ARISTIDE KOUAME

CÔTE D'IVOIRE

Logo 193 Gallery (500x500).jpg

Oeuvres de Aristide Kouame

(English version below French version)

Né en 1995 Aristide KOUAME est un jeune artiste visuel ivoirien, passé par l’école nationale des Beaux-Arts d’Abidjan (Côte d’Ivoire), où il obtient une licence en arts plastiques et un master 2 option peinture, Aristide KOUAME a une technique picturale particulière qui s’apparente à la sculpture, des bas-reliefs.

La préservation de la planète via le recyclage, le développement durable sont au cœur de sa motivation pour interpeller le spectateur et transmettre ses propres préoccupations sociétales. Mais aussi la solidarité, le lien entre les hommes … forces vives pour les soixante ethnies (et plus…) de la côte d’Ivoire, émergent de son travail comme une ligne directive. La recherche quotidienne du plasticien dicte sa future production colorée et lettrée.

La réflexion se veut alors au rendez-vous. Car le support n’est - ni plus ni moins qu’un produit de consommation rejeté par l’océan : des tongs recyclées échouées sur le bord d’une plage !

Et surtout le développement durable est abordé par cette idée où la pollution de nos berges et le coté socio-économique sont explorés. Une tong, au-delà du support, montre les aspects manufacturés de notre société. Presque neuf ou complètement rafistolé, le flip-flop suit l’histoire humaine et même le rang social est subodoré…

Une fois choisie, la tong lavée, désinfectée puis découpée sera collée sur une surface apprêtée. Le format de l’œuvre importe peu, même si la grandeur impose plus un défi, mais le fer de lance de l’art figuratif passera par des visages ciselés, souvent cousus.

Minimum 14 heures de travail journalier pendant 1 à 2 semaines Puis les idées germent… s’enrichissent… et finalisent un cheminement qui s’inscrira sur des toiles pour paramétrer l’avenir de la planète par le recyclage, entre autres, de nos déchets.
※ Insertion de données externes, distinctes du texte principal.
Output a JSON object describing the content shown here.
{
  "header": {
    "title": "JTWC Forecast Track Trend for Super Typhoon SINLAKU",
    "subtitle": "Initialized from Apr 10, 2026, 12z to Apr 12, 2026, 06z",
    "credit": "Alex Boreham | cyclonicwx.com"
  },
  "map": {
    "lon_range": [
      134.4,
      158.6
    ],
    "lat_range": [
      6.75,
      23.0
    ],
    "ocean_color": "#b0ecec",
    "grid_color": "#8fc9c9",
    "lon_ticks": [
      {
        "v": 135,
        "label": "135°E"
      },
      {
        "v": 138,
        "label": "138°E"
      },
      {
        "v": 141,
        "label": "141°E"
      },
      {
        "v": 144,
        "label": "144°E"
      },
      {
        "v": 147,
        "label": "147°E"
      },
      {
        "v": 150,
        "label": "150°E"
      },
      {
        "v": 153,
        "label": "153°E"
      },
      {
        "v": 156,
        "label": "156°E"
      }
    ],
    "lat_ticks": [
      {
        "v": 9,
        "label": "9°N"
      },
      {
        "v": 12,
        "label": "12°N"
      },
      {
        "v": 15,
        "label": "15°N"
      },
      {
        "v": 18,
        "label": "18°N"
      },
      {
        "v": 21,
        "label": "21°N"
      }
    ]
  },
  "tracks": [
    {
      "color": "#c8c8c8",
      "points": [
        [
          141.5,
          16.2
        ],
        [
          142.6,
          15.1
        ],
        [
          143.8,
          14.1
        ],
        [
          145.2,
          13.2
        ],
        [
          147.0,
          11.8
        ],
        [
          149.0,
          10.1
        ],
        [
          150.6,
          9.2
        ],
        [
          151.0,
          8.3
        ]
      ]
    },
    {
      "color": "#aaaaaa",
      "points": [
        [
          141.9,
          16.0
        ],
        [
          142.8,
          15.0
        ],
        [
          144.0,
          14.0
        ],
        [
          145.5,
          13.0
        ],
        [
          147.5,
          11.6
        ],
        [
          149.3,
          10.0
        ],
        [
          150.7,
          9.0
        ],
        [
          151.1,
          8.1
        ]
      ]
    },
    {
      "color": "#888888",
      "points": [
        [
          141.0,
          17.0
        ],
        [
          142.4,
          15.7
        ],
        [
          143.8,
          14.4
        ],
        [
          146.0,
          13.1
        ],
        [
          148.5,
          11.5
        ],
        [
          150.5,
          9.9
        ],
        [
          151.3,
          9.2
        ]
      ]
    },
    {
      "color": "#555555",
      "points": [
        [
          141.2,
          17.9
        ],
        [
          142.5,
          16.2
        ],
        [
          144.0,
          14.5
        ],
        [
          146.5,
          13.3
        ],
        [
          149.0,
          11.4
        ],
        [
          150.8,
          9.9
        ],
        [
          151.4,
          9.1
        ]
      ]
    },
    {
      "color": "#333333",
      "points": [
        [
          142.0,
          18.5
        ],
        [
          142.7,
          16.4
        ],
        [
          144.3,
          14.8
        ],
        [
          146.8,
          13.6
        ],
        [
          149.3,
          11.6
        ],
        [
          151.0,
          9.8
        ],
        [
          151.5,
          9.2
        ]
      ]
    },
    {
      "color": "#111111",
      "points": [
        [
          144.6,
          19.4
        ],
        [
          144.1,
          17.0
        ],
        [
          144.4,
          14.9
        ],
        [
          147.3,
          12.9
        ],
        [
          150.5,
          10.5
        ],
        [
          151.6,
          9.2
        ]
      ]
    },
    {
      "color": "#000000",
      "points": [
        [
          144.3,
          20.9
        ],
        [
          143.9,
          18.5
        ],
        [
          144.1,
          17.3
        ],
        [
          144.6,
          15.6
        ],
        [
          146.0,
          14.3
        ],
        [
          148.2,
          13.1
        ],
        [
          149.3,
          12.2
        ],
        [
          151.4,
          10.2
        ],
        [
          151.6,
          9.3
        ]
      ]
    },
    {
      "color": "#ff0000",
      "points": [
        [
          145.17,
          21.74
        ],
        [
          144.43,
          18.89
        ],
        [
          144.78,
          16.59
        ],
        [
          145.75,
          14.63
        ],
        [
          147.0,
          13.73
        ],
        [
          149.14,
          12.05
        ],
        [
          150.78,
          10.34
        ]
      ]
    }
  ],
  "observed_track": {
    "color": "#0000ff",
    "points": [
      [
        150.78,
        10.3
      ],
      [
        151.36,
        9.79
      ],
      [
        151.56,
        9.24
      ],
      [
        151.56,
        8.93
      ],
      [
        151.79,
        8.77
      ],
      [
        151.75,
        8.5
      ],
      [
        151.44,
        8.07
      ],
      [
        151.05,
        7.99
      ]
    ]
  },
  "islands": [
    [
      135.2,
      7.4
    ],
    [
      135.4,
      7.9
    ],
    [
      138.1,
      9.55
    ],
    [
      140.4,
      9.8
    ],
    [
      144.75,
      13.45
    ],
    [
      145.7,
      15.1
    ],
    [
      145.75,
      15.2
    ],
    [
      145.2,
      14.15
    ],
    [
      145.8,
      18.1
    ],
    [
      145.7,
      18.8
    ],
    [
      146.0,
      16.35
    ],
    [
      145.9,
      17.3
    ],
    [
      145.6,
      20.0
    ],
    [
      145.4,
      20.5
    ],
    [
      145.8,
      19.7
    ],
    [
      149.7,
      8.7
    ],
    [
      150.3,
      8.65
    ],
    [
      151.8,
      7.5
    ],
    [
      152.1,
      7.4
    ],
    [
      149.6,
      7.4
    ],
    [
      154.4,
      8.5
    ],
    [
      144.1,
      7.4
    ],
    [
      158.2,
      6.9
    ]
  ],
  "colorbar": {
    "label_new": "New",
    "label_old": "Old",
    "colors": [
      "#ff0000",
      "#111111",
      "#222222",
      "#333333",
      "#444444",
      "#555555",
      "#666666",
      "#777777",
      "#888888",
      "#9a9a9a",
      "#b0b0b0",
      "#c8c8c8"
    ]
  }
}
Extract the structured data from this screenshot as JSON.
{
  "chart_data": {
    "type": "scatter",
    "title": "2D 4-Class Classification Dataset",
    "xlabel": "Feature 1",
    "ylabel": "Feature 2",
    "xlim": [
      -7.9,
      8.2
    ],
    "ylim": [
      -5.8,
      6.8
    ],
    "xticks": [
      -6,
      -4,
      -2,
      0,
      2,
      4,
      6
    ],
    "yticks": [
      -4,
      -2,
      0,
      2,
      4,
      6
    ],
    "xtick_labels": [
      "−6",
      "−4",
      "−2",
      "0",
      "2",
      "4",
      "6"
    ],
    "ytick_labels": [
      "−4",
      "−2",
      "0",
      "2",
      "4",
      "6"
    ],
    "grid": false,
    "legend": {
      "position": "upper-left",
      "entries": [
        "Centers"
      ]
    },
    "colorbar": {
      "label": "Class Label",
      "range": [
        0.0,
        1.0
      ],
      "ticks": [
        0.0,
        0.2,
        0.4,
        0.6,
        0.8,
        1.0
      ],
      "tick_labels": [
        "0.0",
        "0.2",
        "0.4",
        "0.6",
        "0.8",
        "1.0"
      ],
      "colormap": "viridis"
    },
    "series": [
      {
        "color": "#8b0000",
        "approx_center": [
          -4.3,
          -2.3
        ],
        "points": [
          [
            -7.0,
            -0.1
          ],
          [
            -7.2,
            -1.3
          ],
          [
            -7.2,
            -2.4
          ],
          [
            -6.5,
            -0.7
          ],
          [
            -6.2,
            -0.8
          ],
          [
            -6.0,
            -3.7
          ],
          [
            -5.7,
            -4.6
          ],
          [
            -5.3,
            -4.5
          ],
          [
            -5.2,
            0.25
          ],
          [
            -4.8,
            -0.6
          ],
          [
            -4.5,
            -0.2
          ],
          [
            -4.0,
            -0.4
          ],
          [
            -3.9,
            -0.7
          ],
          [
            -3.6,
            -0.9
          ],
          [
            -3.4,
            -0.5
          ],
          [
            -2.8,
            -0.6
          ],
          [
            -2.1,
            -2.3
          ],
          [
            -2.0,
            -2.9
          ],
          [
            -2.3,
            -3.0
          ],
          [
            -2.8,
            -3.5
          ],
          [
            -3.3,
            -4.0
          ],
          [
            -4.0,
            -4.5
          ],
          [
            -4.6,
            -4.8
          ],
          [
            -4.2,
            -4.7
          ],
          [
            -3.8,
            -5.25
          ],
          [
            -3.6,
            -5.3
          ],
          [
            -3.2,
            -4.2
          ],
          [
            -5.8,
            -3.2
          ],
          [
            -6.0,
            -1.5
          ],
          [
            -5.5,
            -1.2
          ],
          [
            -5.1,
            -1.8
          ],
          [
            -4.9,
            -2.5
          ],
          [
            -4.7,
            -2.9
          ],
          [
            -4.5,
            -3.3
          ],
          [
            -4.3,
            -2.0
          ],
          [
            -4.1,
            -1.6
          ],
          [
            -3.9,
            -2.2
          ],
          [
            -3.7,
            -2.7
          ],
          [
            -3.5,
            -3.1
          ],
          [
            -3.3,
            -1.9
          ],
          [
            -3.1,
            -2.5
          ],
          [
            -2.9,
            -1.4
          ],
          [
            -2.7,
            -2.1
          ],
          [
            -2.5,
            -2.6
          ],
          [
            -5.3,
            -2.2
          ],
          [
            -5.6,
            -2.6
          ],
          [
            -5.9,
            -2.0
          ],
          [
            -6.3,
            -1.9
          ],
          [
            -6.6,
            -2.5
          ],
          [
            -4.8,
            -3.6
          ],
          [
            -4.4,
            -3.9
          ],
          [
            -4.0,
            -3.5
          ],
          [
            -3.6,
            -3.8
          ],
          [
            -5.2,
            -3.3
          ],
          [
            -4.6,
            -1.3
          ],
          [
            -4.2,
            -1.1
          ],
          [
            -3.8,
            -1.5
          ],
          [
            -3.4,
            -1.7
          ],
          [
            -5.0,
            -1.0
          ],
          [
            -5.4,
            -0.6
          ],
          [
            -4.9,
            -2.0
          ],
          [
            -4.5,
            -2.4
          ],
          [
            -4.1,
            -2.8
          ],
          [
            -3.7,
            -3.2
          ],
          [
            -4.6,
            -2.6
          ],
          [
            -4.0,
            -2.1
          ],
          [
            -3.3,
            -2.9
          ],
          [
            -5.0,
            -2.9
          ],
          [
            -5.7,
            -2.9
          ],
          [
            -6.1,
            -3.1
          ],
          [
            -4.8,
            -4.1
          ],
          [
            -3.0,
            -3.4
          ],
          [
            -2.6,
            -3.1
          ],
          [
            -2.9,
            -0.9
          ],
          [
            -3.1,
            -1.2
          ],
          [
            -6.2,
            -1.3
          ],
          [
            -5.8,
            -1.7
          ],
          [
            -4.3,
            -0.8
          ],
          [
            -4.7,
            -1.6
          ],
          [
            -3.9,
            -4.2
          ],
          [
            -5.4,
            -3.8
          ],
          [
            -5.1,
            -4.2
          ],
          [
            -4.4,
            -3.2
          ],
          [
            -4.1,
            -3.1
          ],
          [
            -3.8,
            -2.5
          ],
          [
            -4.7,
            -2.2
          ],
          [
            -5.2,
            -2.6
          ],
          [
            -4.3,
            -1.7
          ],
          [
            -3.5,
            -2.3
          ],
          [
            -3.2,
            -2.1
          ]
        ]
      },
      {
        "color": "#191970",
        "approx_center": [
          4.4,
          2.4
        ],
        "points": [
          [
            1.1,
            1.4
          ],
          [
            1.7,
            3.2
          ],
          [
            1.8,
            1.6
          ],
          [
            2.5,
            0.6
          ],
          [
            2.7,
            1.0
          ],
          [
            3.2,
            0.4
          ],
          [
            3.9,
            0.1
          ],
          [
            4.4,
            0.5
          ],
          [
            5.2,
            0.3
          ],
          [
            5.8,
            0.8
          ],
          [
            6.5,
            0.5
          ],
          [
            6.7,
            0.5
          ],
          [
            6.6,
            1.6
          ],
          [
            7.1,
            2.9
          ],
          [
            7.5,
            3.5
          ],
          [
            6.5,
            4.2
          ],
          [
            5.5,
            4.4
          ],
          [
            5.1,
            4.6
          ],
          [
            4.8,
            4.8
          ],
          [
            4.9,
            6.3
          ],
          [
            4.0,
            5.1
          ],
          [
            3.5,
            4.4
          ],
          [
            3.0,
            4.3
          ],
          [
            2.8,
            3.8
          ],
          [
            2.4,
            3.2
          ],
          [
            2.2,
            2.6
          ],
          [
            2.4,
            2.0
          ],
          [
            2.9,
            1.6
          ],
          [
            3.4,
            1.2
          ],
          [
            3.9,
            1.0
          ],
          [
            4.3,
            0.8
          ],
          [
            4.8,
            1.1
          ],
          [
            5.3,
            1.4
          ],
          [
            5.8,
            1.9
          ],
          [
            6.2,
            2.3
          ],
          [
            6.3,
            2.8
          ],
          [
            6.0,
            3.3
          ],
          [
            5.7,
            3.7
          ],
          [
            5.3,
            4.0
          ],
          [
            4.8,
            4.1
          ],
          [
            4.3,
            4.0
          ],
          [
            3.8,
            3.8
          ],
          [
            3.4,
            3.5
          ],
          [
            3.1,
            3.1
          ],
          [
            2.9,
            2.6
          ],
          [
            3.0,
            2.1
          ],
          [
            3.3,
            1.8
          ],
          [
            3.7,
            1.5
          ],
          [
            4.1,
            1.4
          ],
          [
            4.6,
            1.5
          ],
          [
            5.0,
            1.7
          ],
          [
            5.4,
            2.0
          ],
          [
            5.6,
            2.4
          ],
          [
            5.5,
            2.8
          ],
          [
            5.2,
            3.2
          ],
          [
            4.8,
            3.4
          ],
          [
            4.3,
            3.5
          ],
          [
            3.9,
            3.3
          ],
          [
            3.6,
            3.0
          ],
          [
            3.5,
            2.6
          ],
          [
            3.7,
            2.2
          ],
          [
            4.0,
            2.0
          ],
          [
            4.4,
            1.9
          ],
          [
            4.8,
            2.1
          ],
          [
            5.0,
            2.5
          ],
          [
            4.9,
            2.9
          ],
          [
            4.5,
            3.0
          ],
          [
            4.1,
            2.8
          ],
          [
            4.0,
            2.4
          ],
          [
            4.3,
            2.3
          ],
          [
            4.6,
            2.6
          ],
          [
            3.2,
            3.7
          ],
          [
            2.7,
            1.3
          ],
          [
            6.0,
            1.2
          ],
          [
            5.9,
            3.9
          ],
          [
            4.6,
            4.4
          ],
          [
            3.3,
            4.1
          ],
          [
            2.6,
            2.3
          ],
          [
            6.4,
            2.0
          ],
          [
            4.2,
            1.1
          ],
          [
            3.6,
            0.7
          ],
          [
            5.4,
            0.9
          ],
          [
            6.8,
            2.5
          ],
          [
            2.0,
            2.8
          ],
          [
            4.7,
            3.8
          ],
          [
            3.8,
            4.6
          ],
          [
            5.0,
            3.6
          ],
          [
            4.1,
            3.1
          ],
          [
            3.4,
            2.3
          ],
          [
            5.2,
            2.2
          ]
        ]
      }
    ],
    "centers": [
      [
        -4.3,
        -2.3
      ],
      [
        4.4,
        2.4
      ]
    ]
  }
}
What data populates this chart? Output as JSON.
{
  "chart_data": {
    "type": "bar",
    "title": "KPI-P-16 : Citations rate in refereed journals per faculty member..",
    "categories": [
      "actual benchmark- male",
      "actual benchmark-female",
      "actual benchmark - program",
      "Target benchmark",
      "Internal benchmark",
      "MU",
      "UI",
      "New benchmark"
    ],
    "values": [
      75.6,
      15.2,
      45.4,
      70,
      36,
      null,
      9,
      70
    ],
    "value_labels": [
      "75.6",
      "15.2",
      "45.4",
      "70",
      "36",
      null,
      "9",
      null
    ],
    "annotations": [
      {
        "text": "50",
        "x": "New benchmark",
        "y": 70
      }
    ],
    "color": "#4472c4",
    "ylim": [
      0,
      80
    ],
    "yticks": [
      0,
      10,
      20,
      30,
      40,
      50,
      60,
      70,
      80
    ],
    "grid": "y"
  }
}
Donner une seconde vie… à ce qui a été rejeté

Un combat personnel se dessine pour vivre de son art et dispenser son savoir. Mais ce combat se veut aussi collectif pour une identité culturelle, plus-value de l’art africain, souvent non valorisée ou stigmatisée sur la plate-forme mondiale.

Et l’idée reste la même : « faire questionner » le spectateur sur l’avenir empreint d’incertitudes et « faire émerger » la fibre artistique chez ses contemporains.


Born in 1995, Aristide Kouame is a young visual artist from Côte d'Ivoire. He graduated from the National School of Fine Arts in Abidjan (Côte d'Ivoire) with a Bachelor's degree in plastic arts and a Master's degree in painting, Aristide Kouame has a particular pictorial technique that is similar to sculpture, bas-reliefs.

The preservation of the planet through recycling, sustainable development are at the heart of his motivation to challenge the viewer and transmit his own societal concerns. But also the solidarity, the link between men ... living forces for the sixty ethnic groups (and more ...) of the Ivory Coast, emerge from his work as a guideline. The daily research of the visual artist dictates his future production colored and literate.

The reflection wants to be then with the appointment. For the support is - neither more nor less than a consumer product rejected by the ocean: recycled flip-flops washed up on the edge of a beach!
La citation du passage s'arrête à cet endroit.